Chau T
Bloorview MacMillan Centre, 350 Rumsey Road, Toronto, Ontario, Canada M4G 1R8.
Gait Posture. 2001 Apr;13(2):102-20. doi: 10.1016/s0966-6362(00)00095-3.
Multivariate gait data have traditionally been challenging to analyze. Part 1 of this review explored applications of fuzzy, multivariate statistical and fractal methods to gait data analysis. Part 2 extends this critical review to the applications of artificial neural networks and wavelets to gait data analysis. The review concludes with a practical guide to the selection of alternative gait data analysis methods. Neural networks are found to be the most prevalent non-traditional methodology for gait data analysis in the last 10 years.
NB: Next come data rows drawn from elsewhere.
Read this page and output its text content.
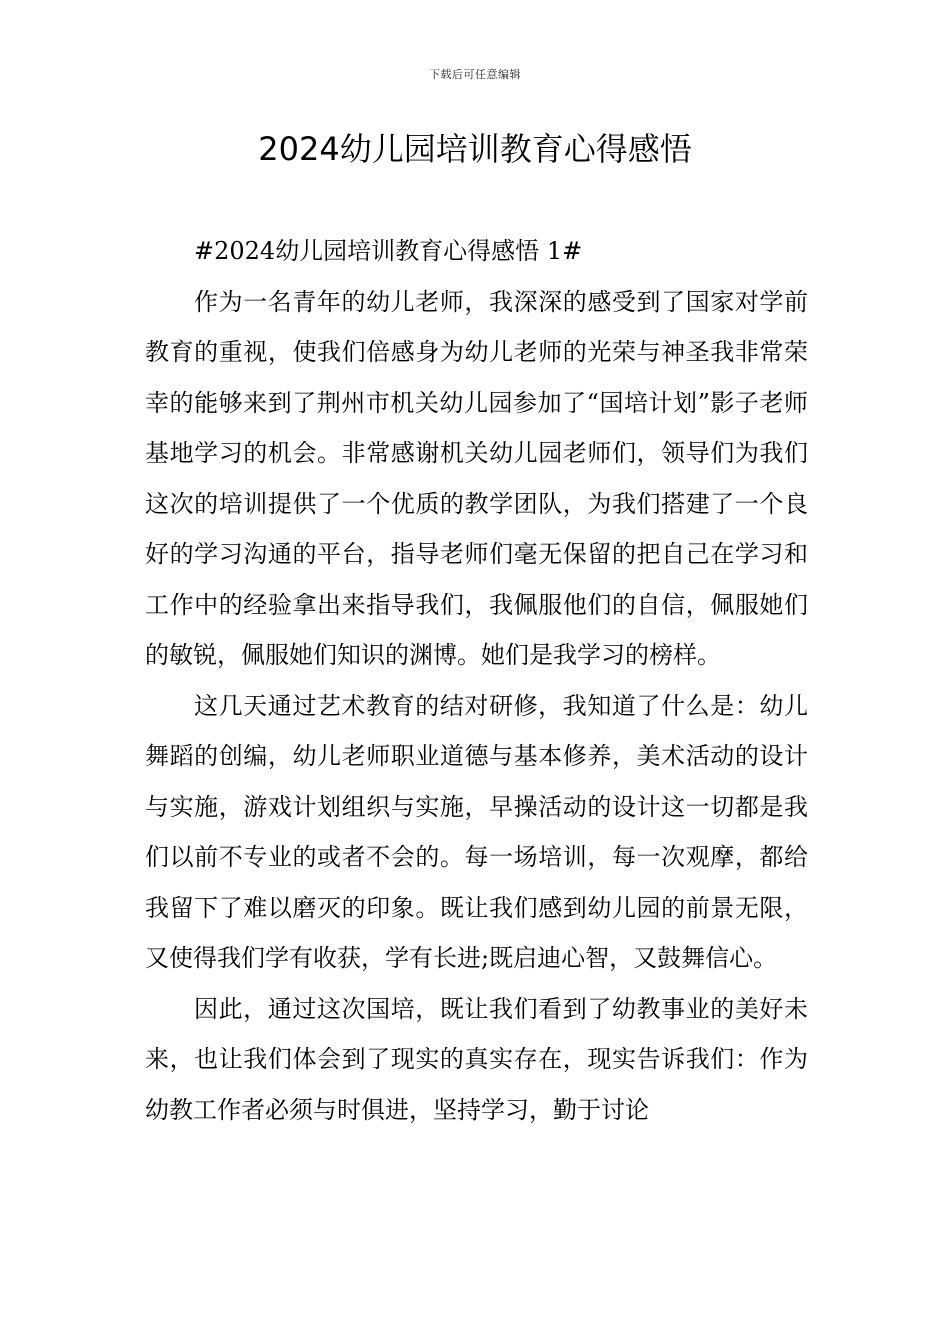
下载后可任意编辑
2024幼儿园培训教育心得感悟
#2024幼儿园培训教育心得感悟 1#

作为一名青年的幼儿老师，我深深的感受到了国家对学前教育的重视，使我们倍感身为幼儿老师的光荣与神圣我非常荣幸的能够来到了荆州市机关幼儿园参加了“国培计划”影子老师基地学习的机会。非常感谢机关幼儿园老师们，领导们为我们这次的培训提供了一个优质的教学团队，为我们搭建了一个良好的学习沟通的平台，指导老师们毫无保留的把自己在学习和工作中的经验拿出来指导我们，我佩服他们的自信，佩服她们的敏锐，佩服她们知识的渊博。她们是我学习的榜样。

这几天通过艺术教育的结对研修，我知道了什么是：幼儿舞蹈的创编，幼儿老师职业道德与基本修养，美术活动的设计与实施，游戏计划组织与实施，早操活动的设计这一切都是我们以前不专业的或者不会的。每一场培训，每一次观摩，都给我留下了难以磨灭的印象。既让我们感到幼儿园的前景无限，又使得我们学有收获，学有长进;既启迪心智，又鼓舞信心。

因此，通过这次国培，既让我们看到了幼教事业的美好未来，也让我们体会到了现实的真实存在，现实告诉我们：作为幼教工作者必须与时俱进，坚持学习，勤于讨论
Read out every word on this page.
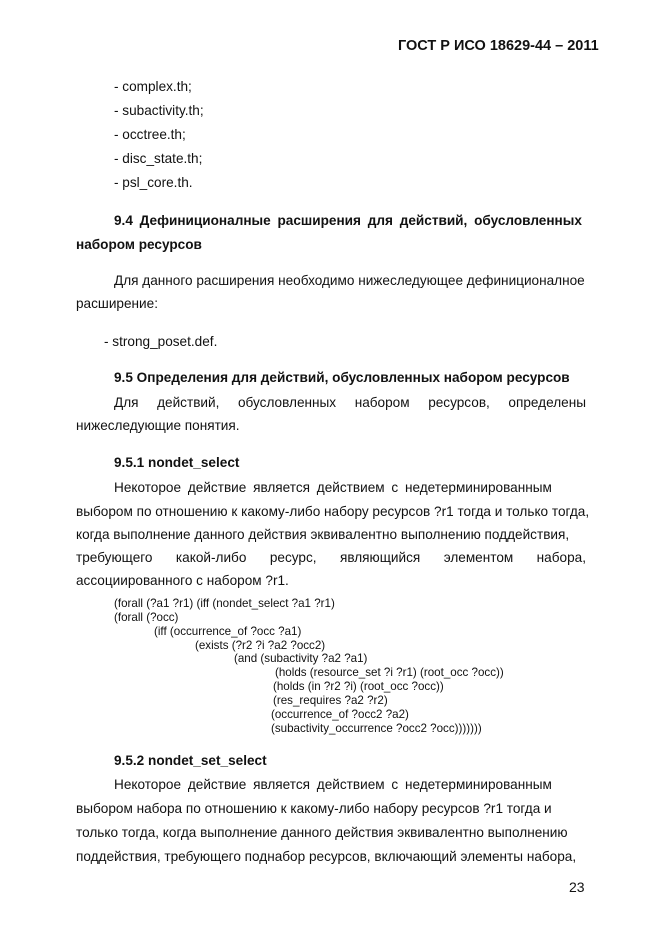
ГОСТ Р ИСО 18629-44 – 2011
- complex.th;
- subactivity.th;
- occtree.th;
- disc_state.th;
- psl_core.th.
9.4 Дефиниционалные расширения для действий, обусловленных
набором ресурсов
Для данного расширения необходимо нижеследующее дефиниционалное
расширение:
- strong_poset.def.
9.5 Определения для действий, обусловленных набором ресурсов
Для действий, обусловленных набором ресурсов, определены
нижеследующие понятия.
9.5.1 nondet_select
Некоторое действие является действием с недетерминированным
выбором по отношению к какому-либо набору ресурсов ?r1 тогда и только тогда,
когда выполнение данного действия эквивалентно выполнению поддействия,
требующего какой-либо ресурс, являющийся элементом набора,
ассоциированного с набором ?r1.
(forall (?a1 ?r1) (iff (nondet_select ?a1 ?r1)
(forall (?occ)
(iff (occurrence_of ?occ ?a1)
(exists (?r2 ?i ?a2 ?occ2)
(and (subactivity ?a2 ?a1)
(holds (resource_set ?i ?r1) (root_occ ?occ))
(holds (in ?r2 ?i) (root_occ ?occ))
(res_requires ?a2 ?r2)
(occurrence_of ?occ2 ?a2)
(subactivity_occurrence ?occ2 ?occ)))))))
9.5.2 nondet_set_select
Некоторое действие является действием с недетерминированным
выбором набора по отношению к какому-либо набору ресурсов ?r1 тогда и
только тогда, когда выполнение данного действия эквивалентно выполнению
поддействия, требующего поднабор ресурсов, включающий элементы набора,
23
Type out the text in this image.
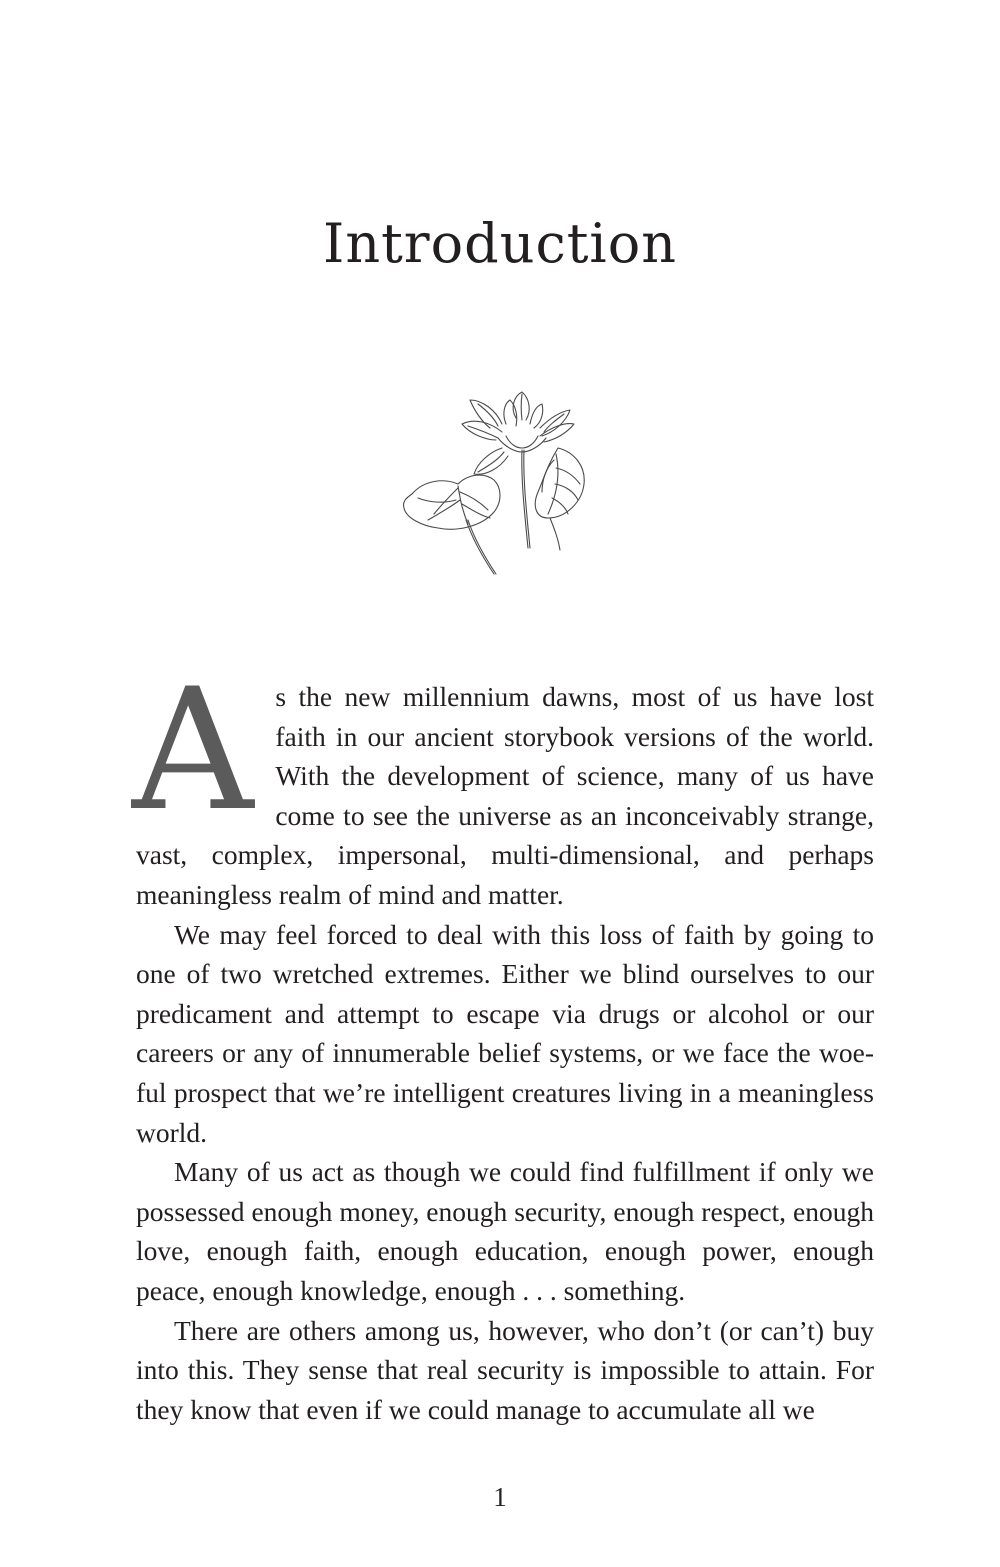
Introduction

As the new millennium dawns, most of us have lost faith in our ancient storybook versions of the world. With the development of science, many of us have come to see the universe as an inconceivably strange, vast, complex, impersonal, multi-dimensional, and perhaps meaningless realm of mind and matter.

We may feel forced to deal with this loss of faith by going to one of two wretched extremes. Either we blind ourselves to our predicament and attempt to escape via drugs or alcohol or our careers or any of innumerable belief systems, or we face the woeful prospect that we’re intelligent creatures living in a meaningless world.

Many of us act as though we could find fulfillment if only we possessed enough money, enough security, enough respect, enough love, enough faith, enough education, enough power, enough peace, enough knowledge, enough . . . something.

There are others among us, however, who don’t (or can’t) buy into this. They sense that real security is impossible to attain. For they know that even if we could manage to accumulate all we

1
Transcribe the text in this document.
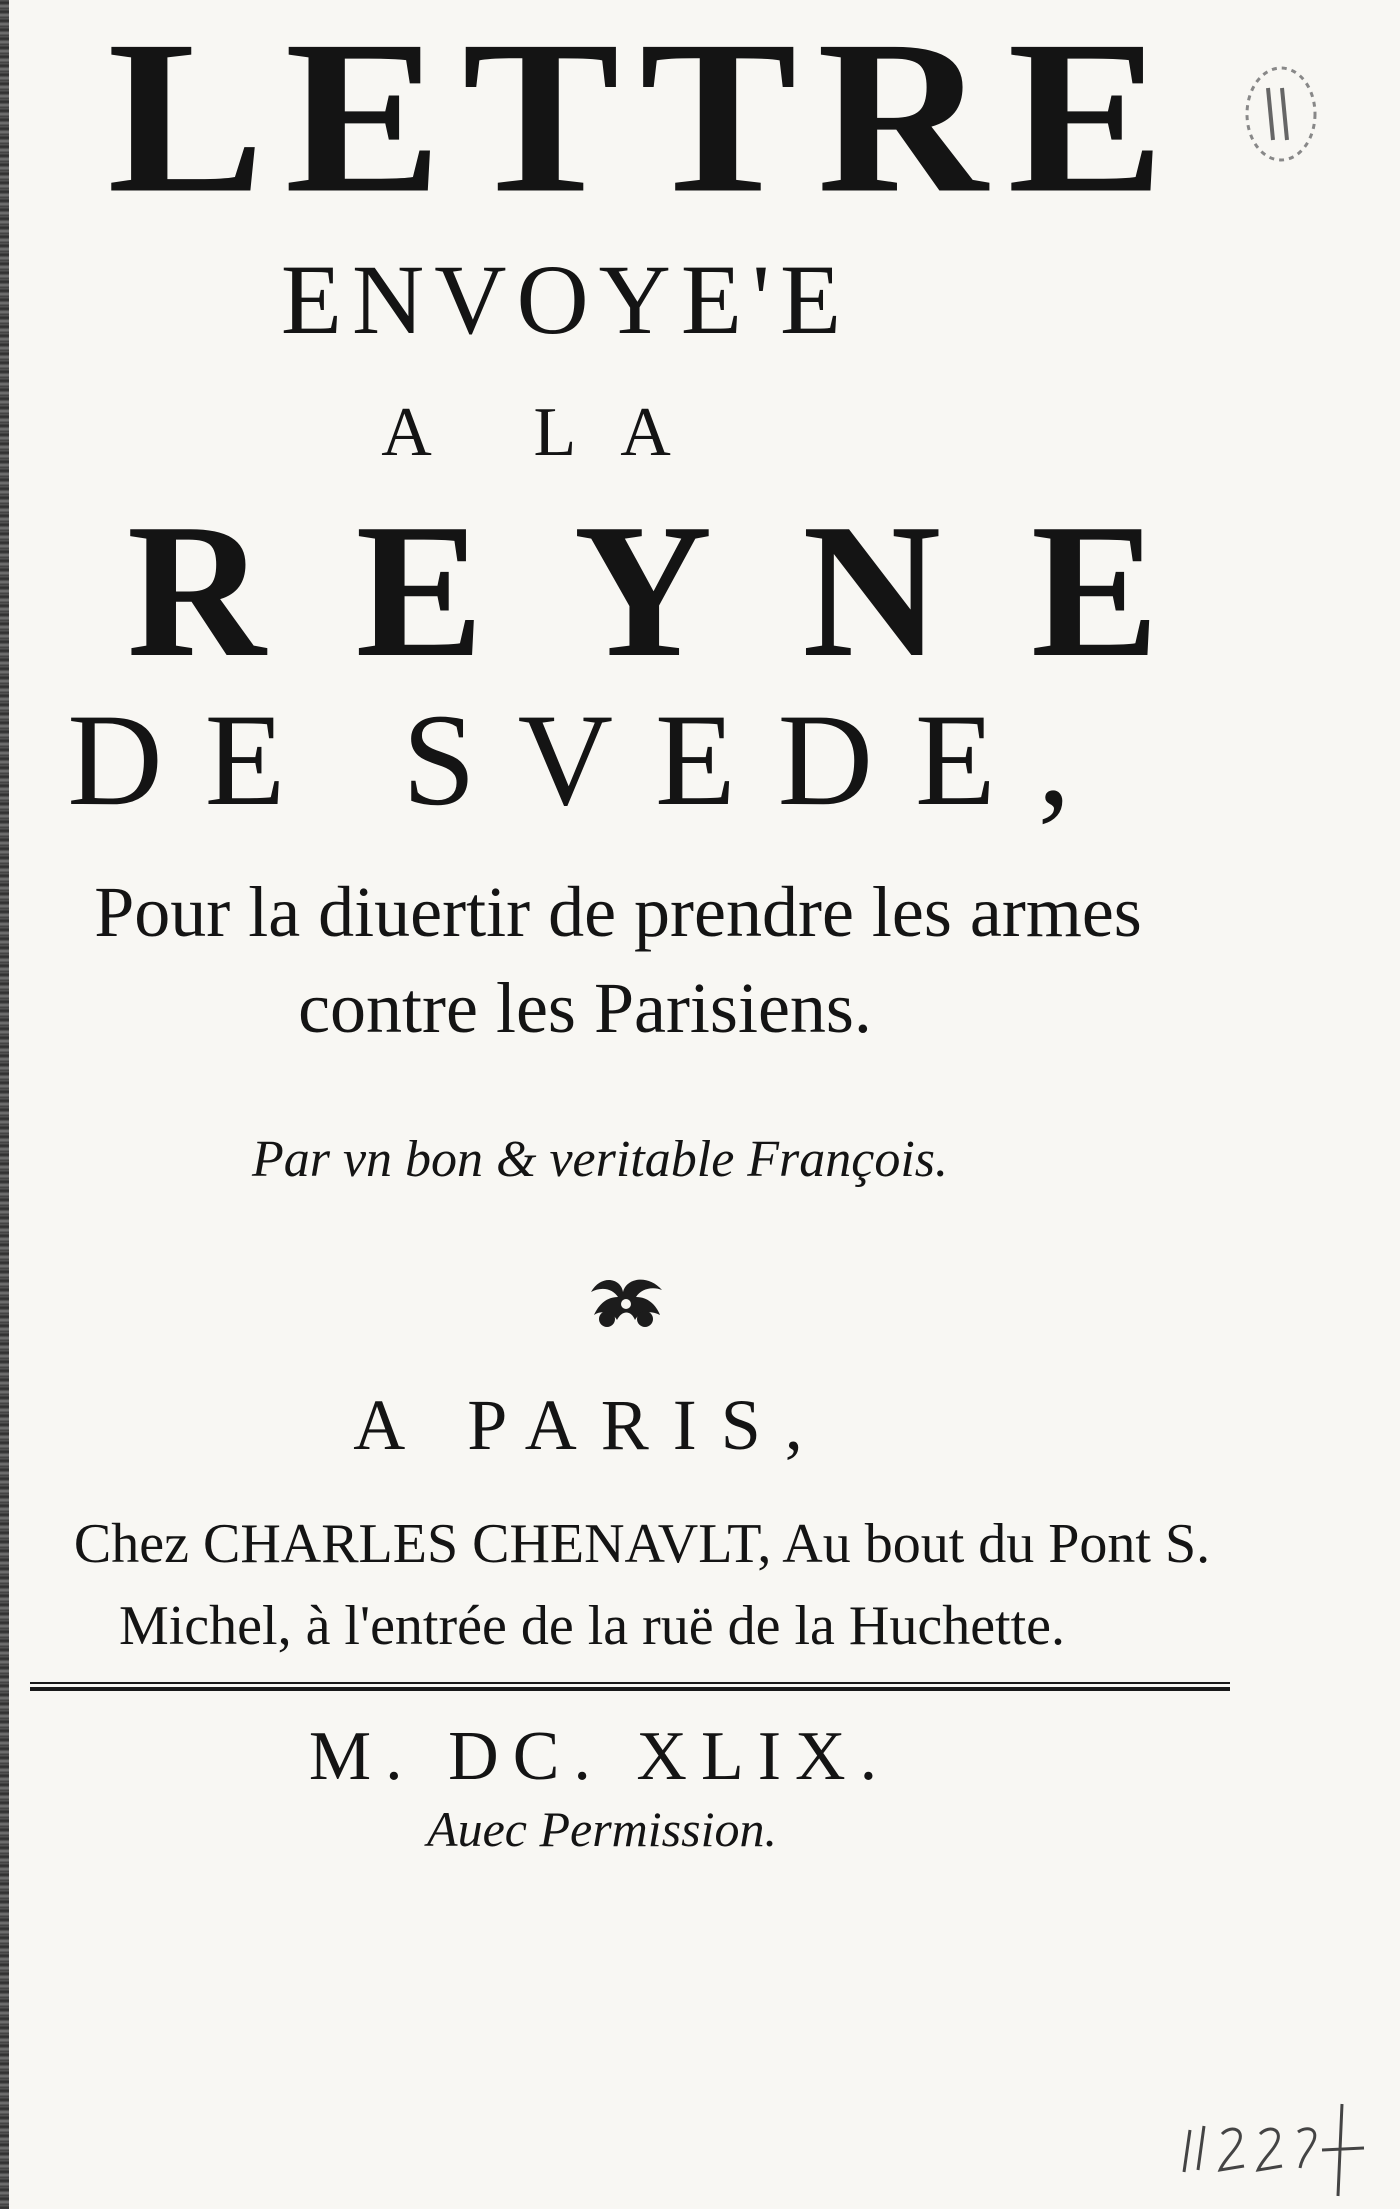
LETTRE
ENVOYE'E
A LA
REYNE
DE SVEDE,
Pour la diuertir de prendre les armes
contre les Parisiens.
Par vn bon & veritable François.
A PARIS,
Chez CHARLES CHENAVLT, Au bout du Pont S.
Michel, à l'entrée de la ruë de la Huchette.
M. DC. XLIX.
Auec Permission.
Interpretation of multiple gait signal interactions and quantitative comparisons of gait waveforms are identified as important data analysis topics in need of further research.
传统上,多变量步态数据的分析颇具挑战性。本综述的第一部分探讨了模糊、多变量统计和分形方法在步态数据分析中的应用。第二部分将这一重要综述扩展至人工神经网络和小波在步态数据分析中的应用。综述最后给出了选择替代步态数据分析方法的实用指南。研究发现,神经网络是过去10年中用于步态数据分析最普遍的非传统方法。多个步态信号相互作用的解释以及步态波形的定量比较被确定为需要进一步研究的重要数据分析主题。